Aessai’s first collection of blankets and wraps share the same easy glamour of its founder. The muted neutrals of Uruguay and flat patterns echo tribal looms. Rather than looking anthropological or like they belong in the closet of your favourite but decidedly alternative spinster aunt, they recombine in an appealing and contemporary way that suits the urban citizen of the world. The next collection is more colourful drawing from more of a UK aesthetic.
‘There is something about the UK that brings the eccentric out of you. You can be bold. I feel entitled to be myself, and you need colours.’ For Aessai being comfortable and being chic are not exclusively mutual concepts. The market would agree. As we see more of a backlash against the age old adage that to suffer is to be beautiful heels are ceding ground to designer sneakers or recycled plastic flats and athleisure becomes paramount. Kramer proves that wearing a poncho or blanket can be a very chic process indeed.
Alongside the ponchos and blankets, Aessai also works with an indigenous tribe to produce a small range of handbags that include a messenger, and a supermarket shopper net. The Wichi tribe is a hunter-gatherer group that calls the Chaco region of Argentina home. The women of this group traditionally weave and produce chaguar textiles, from the fine but sturdy fibres of chaguar plants (Bromelia Hieronymi is a plant of the Bromeliad family for those greenhouse enthusiasts amongst you). These flat weaves often incorporate tribal geometries that hold shamanic powers. These abstract patterns are composed through the observation of animal markings in the earth. Like many other unique communities and ecosystems the Wichi are threatened by the ecological damages sustained through deforestation and commercial farming.
We discuss the future of Aessai. The brand is available at a number of prominent retailers, such as London’s impossibly fashionable Browns, The Conran Shop and chic Chelsea concept store-restaurant Blue Bird. Internationally, affectionados can find Aessai at the Beijing annex of Galeries Lafayette and Peri A in Los Angeles.
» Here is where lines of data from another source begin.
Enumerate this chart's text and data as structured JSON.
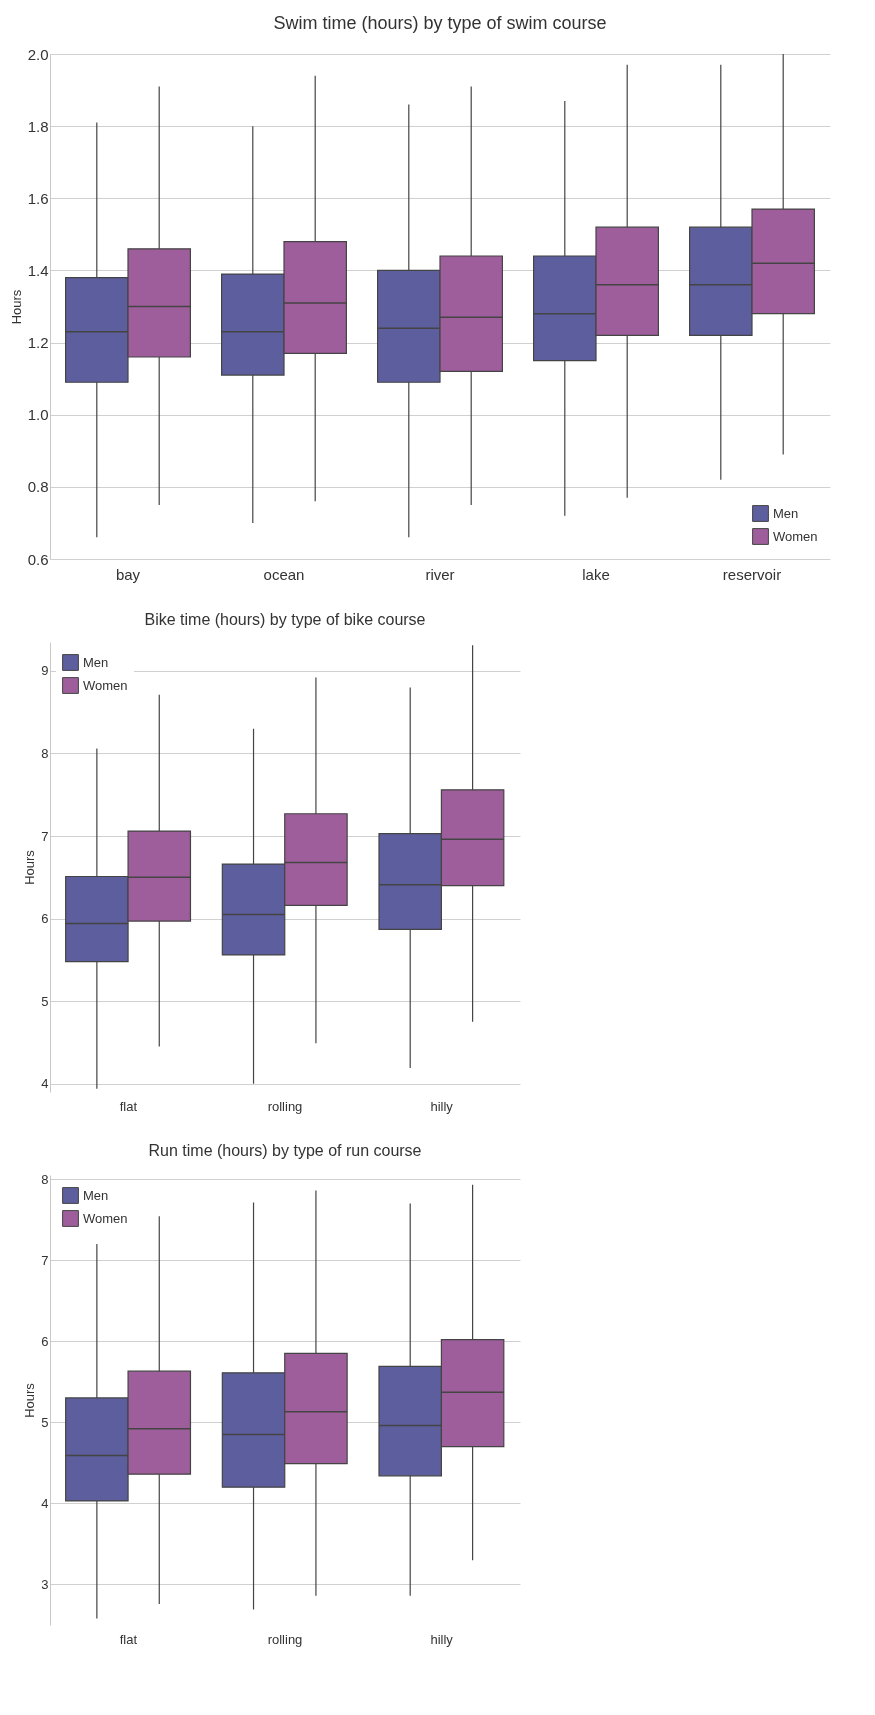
{
  "chart_data": [
    {
      "type": "box",
      "title": "Swim time (hours) by type of swim course",
      "ylabel": "Hours",
      "categories": [
        "bay",
        "ocean",
        "river",
        "lake",
        "reservoir"
      ],
      "series": [
        {
          "name": "Men",
          "color": "#5d5e9e",
          "boxes": [
            {
              "low": 0.66,
              "q1": 1.09,
              "median": 1.23,
              "q3": 1.38,
              "high": 1.81
            },
            {
              "low": 0.7,
              "q1": 1.11,
              "median": 1.23,
              "q3": 1.39,
              "high": 1.8
            },
            {
              "low": 0.66,
              "q1": 1.09,
              "median": 1.24,
              "q3": 1.4,
              "high": 1.86
            },
            {
              "low": 0.72,
              "q1": 1.15,
              "median": 1.28,
              "q3": 1.44,
              "high": 1.87
            },
            {
              "low": 0.82,
              "q1": 1.22,
              "median": 1.36,
              "q3": 1.52,
              "high": 1.97
            }
          ]
        },
        {
          "name": "Women",
          "color": "#9e5e9b",
          "boxes": [
            {
              "low": 0.75,
              "q1": 1.16,
              "median": 1.3,
              "q3": 1.46,
              "high": 1.91
            },
            {
              "low": 0.76,
              "q1": 1.17,
              "median": 1.31,
              "q3": 1.48,
              "high": 1.94
            },
            {
              "low": 0.75,
              "q1": 1.12,
              "median": 1.27,
              "q3": 1.44,
              "high": 1.91
            },
            {
              "low": 0.77,
              "q1": 1.22,
              "median": 1.36,
              "q3": 1.52,
              "high": 1.97
            },
            {
              "low": 0.89,
              "q1": 1.28,
              "median": 1.42,
              "q3": 1.57,
              "high": 2.0
            }
          ]
        }
      ],
      "ylim": [
        0.6,
        2.0
      ],
      "yticks": [
        0.6,
        0.8,
        {
          "value": 1,
          "label": "1.0"
        },
        1.2,
        1.4,
        1.6,
        1.8,
        {
          "value": 2,
          "label": "2.0"
        }
      ],
      "grid": "y",
      "legend": "bottom right"
    },
    {
      "type": "box",
      "title": "Bike time (hours) by type of bike course",
      "ylabel": "Hours",
      "categories": [
        "flat",
        "rolling",
        "hilly"
      ],
      "series": [
        {
          "name": "Men",
          "color": "#5d5e9e",
          "boxes": [
            {
              "low": 3.94,
              "q1": 5.48,
              "median": 5.94,
              "q3": 6.51,
              "high": 8.06
            },
            {
              "low": 4.0,
              "q1": 5.56,
              "median": 6.05,
              "q3": 6.66,
              "high": 8.3
            },
            {
              "low": 4.19,
              "q1": 5.87,
              "median": 6.41,
              "q3": 7.03,
              "high": 8.8
            }
          ]
        },
        {
          "name": "Women",
          "color": "#9e5e9b",
          "boxes": [
            {
              "low": 4.45,
              "q1": 5.97,
              "median": 6.5,
              "q3": 7.06,
              "high": 8.71
            },
            {
              "low": 4.49,
              "q1": 6.16,
              "median": 6.68,
              "q3": 7.27,
              "high": 8.92
            },
            {
              "low": 4.75,
              "q1": 6.4,
              "median": 6.96,
              "q3": 7.56,
              "high": 9.31
            }
          ]
        }
      ],
      "ylim": [
        3.9,
        9.35
      ],
      "yticks": [
        4,
        5,
        6,
        7,
        8,
        9
      ],
      "grid": "y",
      "legend": "top left"
    },
    {
      "type": "box",
      "title": "Run time (hours) by type of run course",
      "ylabel": "Hours",
      "categories": [
        "flat",
        "rolling",
        "hilly"
      ],
      "series": [
        {
          "name": "Men",
          "color": "#5d5e9e",
          "boxes": [
            {
              "low": 2.58,
              "q1": 4.03,
              "median": 4.59,
              "q3": 5.3,
              "high": 7.2
            },
            {
              "low": 2.69,
              "q1": 4.2,
              "median": 4.85,
              "q3": 5.61,
              "high": 7.71
            },
            {
              "low": 2.86,
              "q1": 4.34,
              "median": 4.96,
              "q3": 5.69,
              "high": 7.7
            }
          ]
        },
        {
          "name": "Women",
          "color": "#9e5e9b",
          "boxes": [
            {
              "low": 2.76,
              "q1": 4.36,
              "median": 4.92,
              "q3": 5.63,
              "high": 7.54
            },
            {
              "low": 2.86,
              "q1": 4.49,
              "median": 5.13,
              "q3": 5.85,
              "high": 7.86
            },
            {
              "low": 3.3,
              "q1": 4.7,
              "median": 5.37,
              "q3": 6.02,
              "high": 7.93
            }
          ]
        }
      ],
      "ylim": [
        2.5,
        8.05
      ],
      "yticks": [
        3,
        4,
        5,
        6,
        7,
        8
      ],
      "grid": "y",
      "legend": "top left"
    }
  ]
}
In keeping pace with the increasingly mobile client, Aessai also built out an e-commerce platform (with everyone’s favourite feature: free international shipping!) and has readily adapted the Instagram shopping model. Kramer is excited to expand the brand’s awareness, and mentions discussions with Carl Hansen and Son for an upcoming collaboration.
‘I love collaborations. It’s great to share a mutual inspiration and help each other do something great together.’ The 110 year old Danish furniture company has always done architectural and designer collaborations with a knack for picking rising stars, showcasing the works of seminal Danish modern designers J. Wegner and Kaare Klint. Denmark is also the country that has brought us ‘hygge’ the Danish concept of contentment through cosines that has been making its trendy rounds at all levels of the design world since 2015. Far from showing market saturation, we see signs of hygge less as a micro-trend and more as evidence of real societal shift. After all, why shouldn’t life be like a blanket?